Dimanche 15 mars 2026, en pleine soirée électorale consacrée au premier tour des municipales, une remarque de la journaliste Nathalie Saint-Cricq a déclenché une polémique en direct sur Franceinfo. Aux alentours de 22 heures, juste avant la prise de parole d’Éric Ciotti à Nice, crédité de 41,5 % des voix au terme du scrutin du premier tour, une brève séquence a été diffusée qui a provoqué une vague de réactions sur les réseaux sociaux et poussé la chaîne à présenter des excuses officielles.
La séquence en direct : un micro ouvert et une comparaison immédiatement relayée
La transition vers le discours du candidat de l’Union des droites pour la République (UDR) a été introduite par la présentatrice Myriam Encaoua, qui a déclaré : « On va écouter en direct Éric Ciotti, en tête à Nice ». À la suite de cette phrase, Nathalie Saint-Cricq a murmuré « Alias Benito ». Son micro, resté ouvert, a transmis cette remarque au public en direct.
La courte séquence a rapidement circulé sur les réseaux sociaux. Un message relayant l’extrait, publié par le compte « Toad Vous Épie », a contribué à la diffusion massive de l’extrait, avec le visuel et le commentaire signalant le dérapage : la vidéo a été partagée accompagnée du texte « Dérapage de Nathalie Saint-Cricq sur Ciotti qui lâche ‘alias Benito’, son micro n’était pas coupé EN DIRECT (Toad Vous Épie) pic.twitter.com/4S2iSATH3e ».
Franceinfo présente ses excuses et mesure l’impact
Moins d’une heure après la diffusion de l’extrait, Franceinfo a publié un message sur X (anciennement Twitter) pour réagir officiellement. La chaîne a écrit : « Nous présentons nos excuses à @eciotti pour un propos inapproprié et déplacé prononcé sur notre antenne par une journaliste de la rédaction de France Télévisions. »
Cette prise de position de la rédaction vise à limiter les conséquences de la bévue à l’antenne, mais n’efface pas la visibilité immédiate de la remarque. En pleine soirée électorale, chaque incident est amplifié et analysé par les commentateurs, les oppositions et les observateurs des médias, ce qui alimente le débat sur la neutralité et l’impartialité des plateaux d’information.
Un incident encadré par des antécédents
Ce nouvel épisode place Nathalie Saint-Cricq au centre d’une attention renouvelée. En décembre précédent, la journaliste avait déjà été impliquée dans une polémique après une interview faisant réagir la Grande Mosquée de Paris.
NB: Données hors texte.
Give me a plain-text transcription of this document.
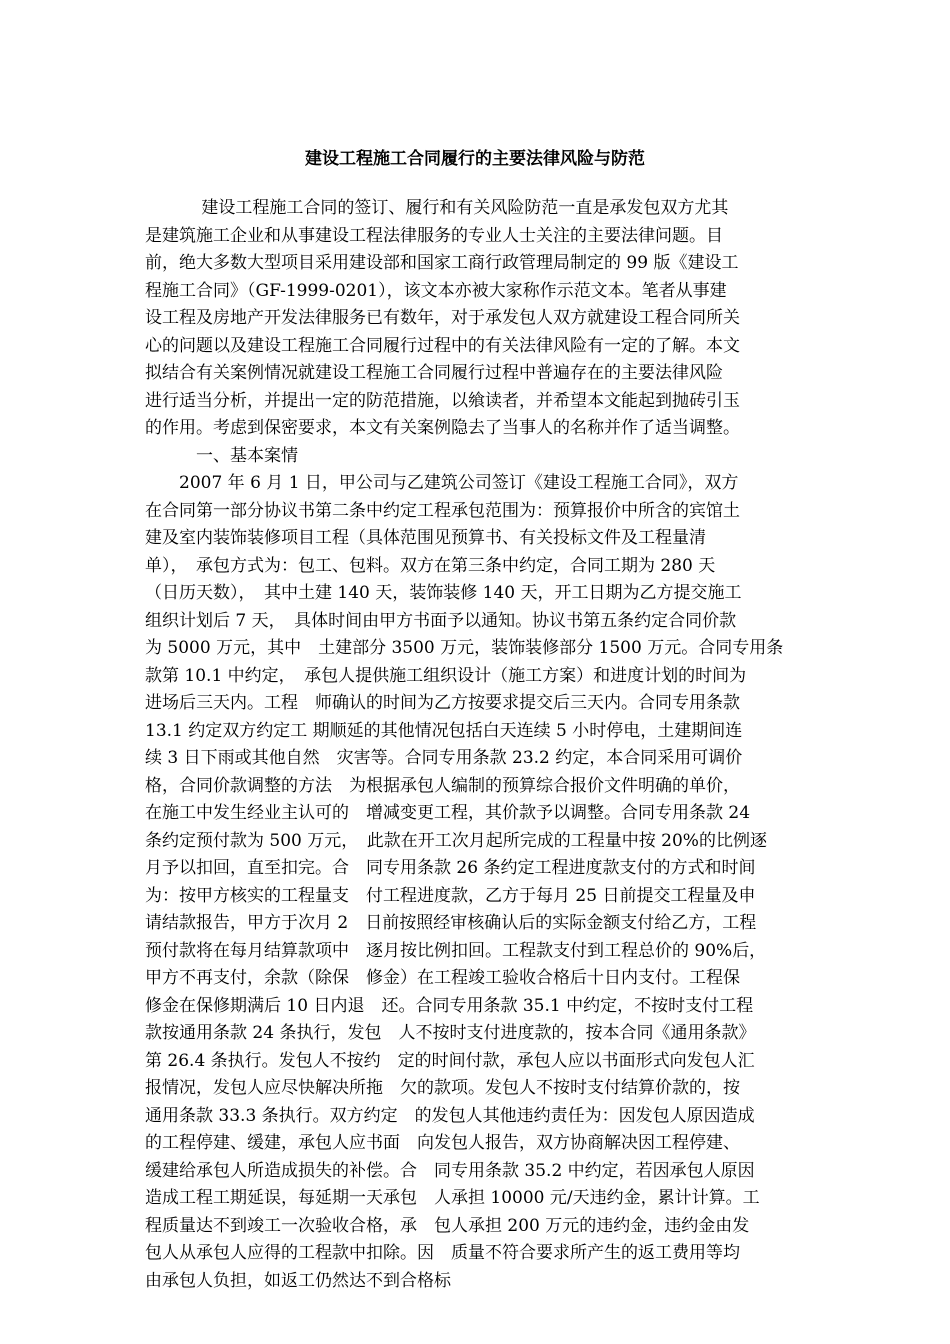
建设工程施工合同履行的主要法律风险与防范
　　　 建设工程施工合同的签订、履行和有关风险防范一直是承发包双方尤其
是建筑施工企业和从事建设工程法律服务的专业人士关注的主要法律问题。目
前，绝大多数大型项目采用建设部和国家工商行政管理局制定的 99 版《建设工
程施工合同》（GF-1999-0201），该文本亦被大家称作示范文本。笔者从事建
设工程及房地产开发法律服务已有数年，对于承发包人双方就建设工程合同所关
心的问题以及建设工程施工合同履行过程中的有关法律风险有一定的了解。本文
拟结合有关案例情况就建设工程施工合同履行过程中普遍存在的主要法律风险
进行适当分析，并提出一定的防范措施，以飨读者，并希望本文能起到抛砖引玉
的作用。考虑到保密要求，本文有关案例隐去了当事人的名称并作了适当调整。
　　　一、基本案情
　　2007 年 6 月 1 日，甲公司与乙建筑公司签订《建设工程施工合同》，双方
在合同第一部分协议书第二条中约定工程承包范围为：预算报价中所含的宾馆土
建及室内装饰装修项目工程（具体范围见预算书、有关投标文件及工程量清
单），　承包方式为：包工、包料。双方在第三条中约定，合同工期为 280 天
（日历天数），　其中土建 140 天，装饰装修 140 天，开工日期为乙方提交施工
组织计划后 7 天，　具体时间由甲方书面予以通知。协议书第五条约定合同价款
为 5000 万元，其中　土建部分 3500 万元，装饰装修部分 1500 万元。合同专用条
款第 10.1 中约定，　承包人提供施工组织设计（施工方案）和进度计划的时间为
进场后三天内。工程　师确认的时间为乙方按要求提交后三天内。合同专用条款
13.1 约定双方约定工 期顺延的其他情况包括白天连续 5 小时停电，土建期间连
续 3 日下雨或其他自然　灾害等。合同专用条款 23.2 约定，本合同采用可调价
格，合同价款调整的方法　为根据承包人编制的预算综合报价文件明确的单价，
在施工中发生经业主认可的　增减变更工程，其价款予以调整。合同专用条款 24
条约定预付款为 500 万元，　此款在开工次月起所完成的工程量中按 20%的比例逐
月予以扣回，直至扣完。合　同专用条款 26 条约定工程进度款支付的方式和时间
为：按甲方核实的工程量支　付工程进度款，乙方于每月 25 日前提交工程量及申
请结款报告，甲方于次月 2　日前按照经审核确认后的实际金额支付给乙方，工程
预付款将在每月结算款项中　逐月按比例扣回。工程款支付到工程总价的 90%后，
甲方不再支付，余款（除保　修金）在工程竣工验收合格后十日内支付。工程保
修金在保修期满后 10 日内退　还。合同专用条款 35.1 中约定，不按时支付工程
款按通用条款 24 条执行，发包　人不按时支付进度款的，按本合同《通用条款》
第 26.4 条执行。发包人不按约　定的时间付款，承包人应以书面形式向发包人汇
报情况，发包人应尽快解决所拖　欠的款项。发包人不按时支付结算价款的，按
通用条款 33.3 条执行。双方约定　的发包人其他违约责任为：因发包人原因造成
的工程停建、缓建，承包人应书面　向发包人报告，双方协商解决因工程停建、
缓建给承包人所造成损失的补偿。合　同专用条款 35.2 中约定，若因承包人原因
造成工程工期延误，每延期一天承包　人承担 10000 元/天违约金，累计计算。工
程质量达不到竣工一次验收合格，承　包人承担 200 万元的违约金，违约金由发
包人从承包人应得的工程款中扣除。因　质量不符合要求所产生的返工费用等均
由承包人负担，如返工仍然达不到合格标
Le recteur Chems-eddine Hafiz avait alors saisi l’Autorité de régulation de la communication audiovisuelle et numérique (Arcom) au sujet d’un échange entre Saint-Cricq et Alexis Corbière (LFI).
Lors de cet entretien sur les accusations d’antisémitisme visant La France insoumise, Saint-Cricq avait évoqué « la quête du vote musulman » en citant des « études », ce qui avait suscité une vive réaction. Alexis Corbière avait dénoncé l’association et qualifié les propos d’« intolérables », affirmant que les musulmans « n’avaient pas besoin de prétextes antisémites pour orienter leur vote ». L’incident avait alors provoqué un fort débat en ligne.
Ce que cet épisode révèle du débat sur l’impartialité
Au-delà de la faute technique — un micro resté ouvert —, la remarque de Saint-Cricq relance des questions plus larges sur la vigilance attendue des journalistes, en particulier lors d’événements électoraux. Les réactions rapides, qu’elles émanent de la sphère politique, des internautes ou des instances de régulation potentielles, montrent combien le moindre écart peut être perçu comme symptomatique d’un parti pris.
La rédaction de Franceinfo a choisi la voie des excuses publiques, geste destiné à restaurer immédiatement une posture d’impartialité. Reste que, pour une partie du public, la répétition d’incidents similaires nourrit un sentiment d’exaspération et d’interrogation sur la manière dont les journalistes abordent certains sujets sensibles.
Sur le plan médiatique, ces épisodes se traduisent souvent par un double effet : une amplification de la séquence problématique et un examen approfondi des pratiques professionnelles des journalistes concernés. Dans les prochains jours, la question de savoir si des mesures internes seront prises pour prévenir la récurrence de telles situations pourrait devenir centrale.